China's annual economic growth is expected by analysts to fall to 7.9 percent in the second quarter, the first dip below 8 percent since 2009. That could pile pressure on authorities to take further policy action to support growth. "What's really worrying is new orders have started to shrink and inventories have started to build up at an unusually fast pace," said Dariusz Kowalczyk, senior economist and strategist at Credit Agricole CIB in Hong Kong. "Growth in Q2 is likely to slow, probably below 7.5 percent year-on-year. That puts the annual growth target at risk and the risks continue to increase because the external environment is weakening."
China's official purchasing managers' index - covering China's biggest, mainly state-backed firms - fell more than expected to 50.4 in May, the weakest reading this year and down from April's 13-month high, with output at its lowest since November 2011.
The separate HSBC China manufacturing PMI, tracking smaller private sector firms, retreated to 48.4 from 49.3 in April - its seventh straight month below the 50-mark that demarcates expansion from contraction - with the employment sub-index falling to 48.1, its lowest level since March 2009. The euro fell to a 23-month low after the data and the Australian dollar, highly sensitive to expectations of Chinese demand for commodities, hit an eight-month low. Japanese shares were heading for a ninth straight week of losses, matching its longest such run in 20 years. China's yuan was little changed, after suffering its biggest monthly drop on record in May.
A slower growth outlook for China added to concerns facing fellow Asian industrial powerhouse South Korea, which has seen Europe's wrenching debt crisis sap demand for its exports. Data released on Friday showed that exports fell 0.4 percent in May from a year ago, less than expected in a Reuters poll of economists, as demand in the Middle East and Latin America was offset by sharp falls in the United States, Europe and China. "Given the prevailing view that the euro zone fiscal crisis won't be solved in the short term, we are concerned that exports to China will remain weak for some time," Deputy Trade Minister Han Jin-hyun said at a briefing after the data was released.

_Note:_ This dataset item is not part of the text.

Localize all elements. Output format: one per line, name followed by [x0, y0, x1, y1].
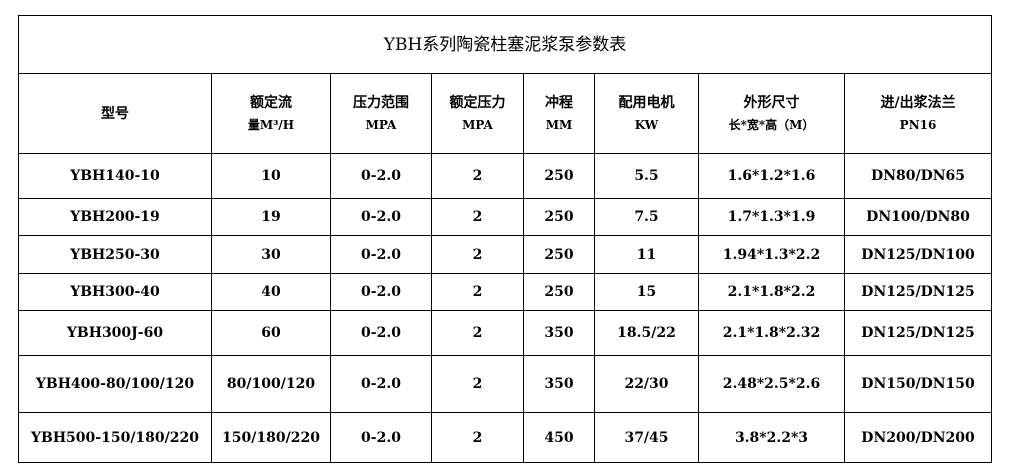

The weak export data prompted investment banks to warn that the South Korean government's forecast of 3.7 percent economic growth this year looked to be overly optimistic. "Absent a vigorous export recovery, 2012 is shaping up as a year of sub-trend growth," said ING economist Tim Condon. Taiwan's HSBC May PMI showed a second straight month of slowing expansion, with a reading of 50.5 compared with 51.2 in April.